By December, the number of deaths reported at Salisbury had climbed to nearly one in three prisoners. Diarrhea, along with smallpox, typhus, and pneumonia were the major causes of death. Due to the of the dearth of medical care and supplies along with the cold, many prisoners developed gangrene, which often led to the loss of limbs. The dead were stripped of their clothing so that it could be used by surviving prisoners.
“Each morning, the dead were gathered from the grounds and placed in the ‘dead house.’ Later, they were removed for burial in trench graves located in a cornfield west of the prison.”
Prior to October of 1864, the dead had been placed in coffins and buried individually, but the death rate became so high that a “dead wagon” soon carried the bodies for trench burial outside the walled prison grounds. Today, those 18 burial trenches are within the grounds of the Salisbury National Military Cemetery. Prisoners who died from contagious diseases, such as typhoid or smallpox, were originally buried at the Old Lutheran Cemetery near the prison and were eventually exhumed, and then re-interred at the new national cemetery after the war.

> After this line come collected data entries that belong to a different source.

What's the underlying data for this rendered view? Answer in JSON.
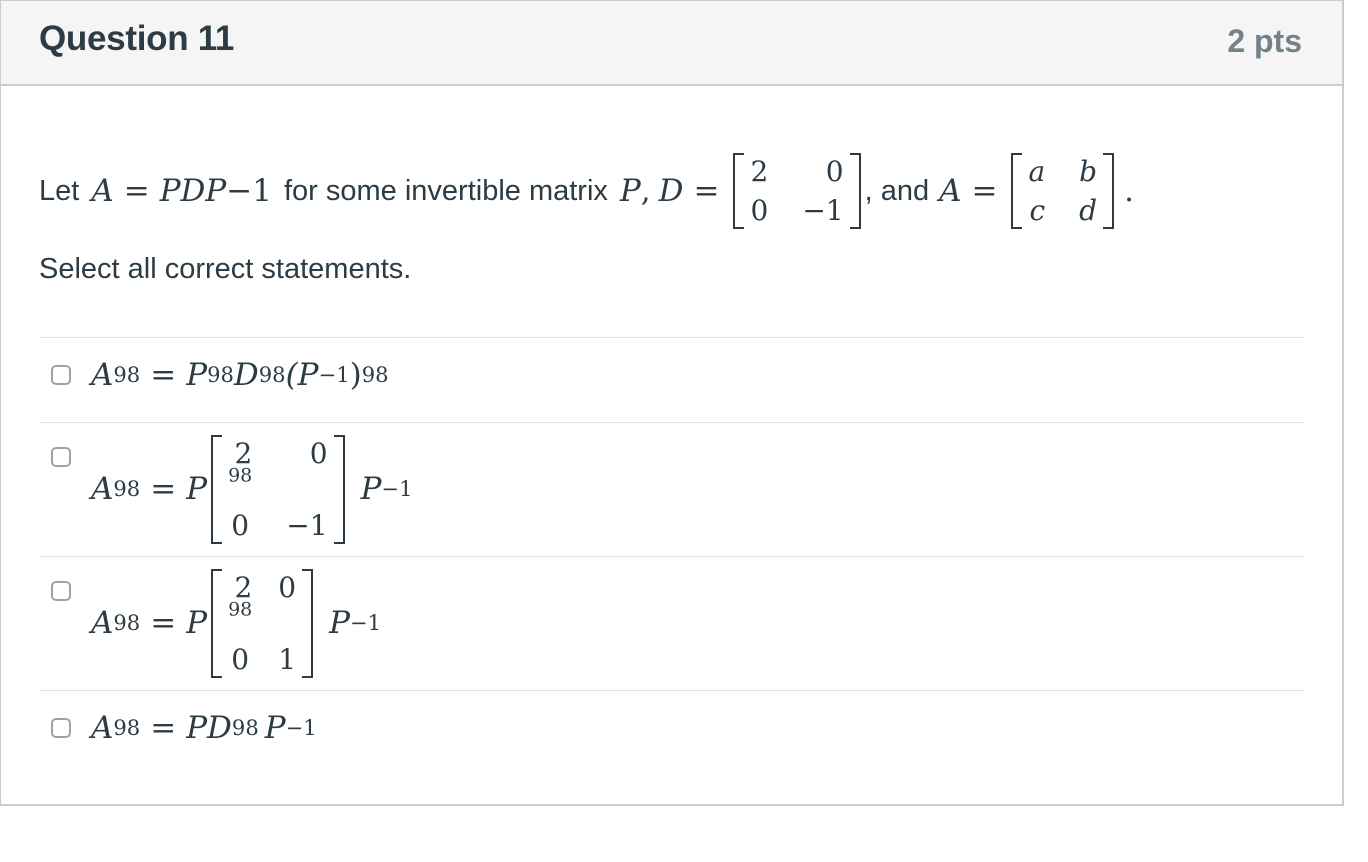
{
  "question": {
    "title": "Question 11",
    "points": "2 pts"
  },
  "stem": {
    "let": "Let",
    "for_some": "for some invertible matrix",
    "and": ", and",
    "instruction": "Select all correct statements."
  },
  "math": {
    "A": "A",
    "P": "P",
    "D": "D",
    "PDP": "PDP",
    "inv": "−1",
    "eq": "=",
    "comma": ",",
    "period": ".",
    "D_matrix": [
      "2",
      "0",
      "0",
      "−1"
    ],
    "A_matrix": [
      "a",
      "b",
      "c",
      "d"
    ]
  },
  "answers": [
    {
      "lhs": "A",
      "lhs_exp": "98",
      "rhs": "P",
      "rhs_exp": "98",
      "mid": "D",
      "mid_exp": "98",
      "paren": "(P",
      "paren_inv": "−1",
      "paren_close": ")",
      "paren_exp": "98"
    },
    {
      "lhs": "A",
      "lhs_exp": "98",
      "pre": "P",
      "matrix": [
        "2",
        "98",
        "0",
        "0",
        "−1"
      ],
      "post": "P",
      "post_exp": "−1"
    },
    {
      "lhs": "A",
      "lhs_exp": "98",
      "pre": "P",
      "matrix": [
        "2",
        "98",
        "0",
        "0",
        "1"
      ],
      "post": "P",
      "post_exp": "−1"
    },
    {
      "lhs": "A",
      "lhs_exp": "98",
      "rhs": "PD",
      "rhs_exp": "98",
      "post": "P",
      "post_exp": "−1"
    }
  ]
}
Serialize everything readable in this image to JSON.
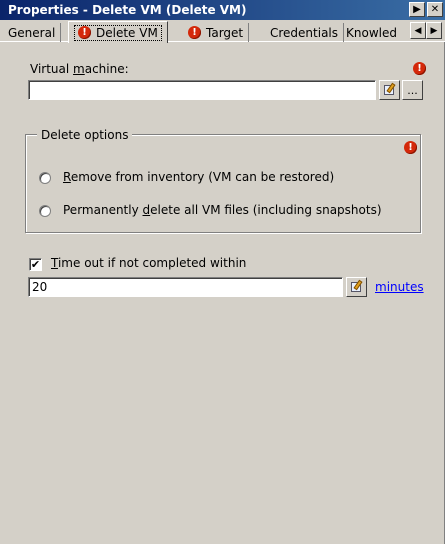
{
  "window": {
    "title": "Properties - Delete VM (Delete VM)"
  },
  "tabs": [
    {
      "label": "General",
      "has_error": false,
      "active": false
    },
    {
      "label": "Delete VM",
      "has_error": true,
      "active": true
    },
    {
      "label": "Target",
      "has_error": true,
      "active": false
    },
    {
      "label": "Credentials",
      "has_error": false,
      "active": false
    },
    {
      "label": "Knowled",
      "has_error": false,
      "active": false
    }
  ],
  "virtual_machine": {
    "label_prefix": "Virtual ",
    "label_underlined": "m",
    "label_suffix": "achine:",
    "value": "",
    "ellipsis": "..."
  },
  "delete_options": {
    "title": "Delete options",
    "option1_underlined": "R",
    "option1_rest": "emove from inventory (VM can be restored)",
    "option2_prefix": "Permanently ",
    "option2_underlined": "d",
    "option2_rest": "elete all VM files (including snapshots)"
  },
  "timeout": {
    "checked": true,
    "label_underlined": "T",
    "label_rest": "ime out if not completed within",
    "value": "20",
    "unit_link": "minutes"
  },
  "icons": {
    "error": "!",
    "check": "✔",
    "next": "▶",
    "close": "✕",
    "scroll_left": "◀",
    "scroll_right": "▶"
  },
  "colors": {
    "title_bar": "#0a246a",
    "error": "#d4280a",
    "link": "#0000ff",
    "face": "#d4d0c8"
  }
}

“Although no complete burial lists for the prison exist and no headboards were used to mark the graves, records indicate that approximately 3,700 men died between October 1864 and February 1865. Surviving prisoners were released at the end of February when a prisoner of war exchange was carried out. Union forces burned down the prison in April 1865.”
Records show that Private Olius Levi Lyon succumbed to dysentery on December 11, 1864 at Salisbury Prison at the age of only twenty-two. His body likely still rests in one of those trench graves in North Carolina. His skeletal remains have never been identified, but today there is a memorial headstone near the grave of his father in Lyon Cemetery on Sport Hill Road. A sad reminder of a young man’s ultimate sacrifice during one of America’s darkest hours.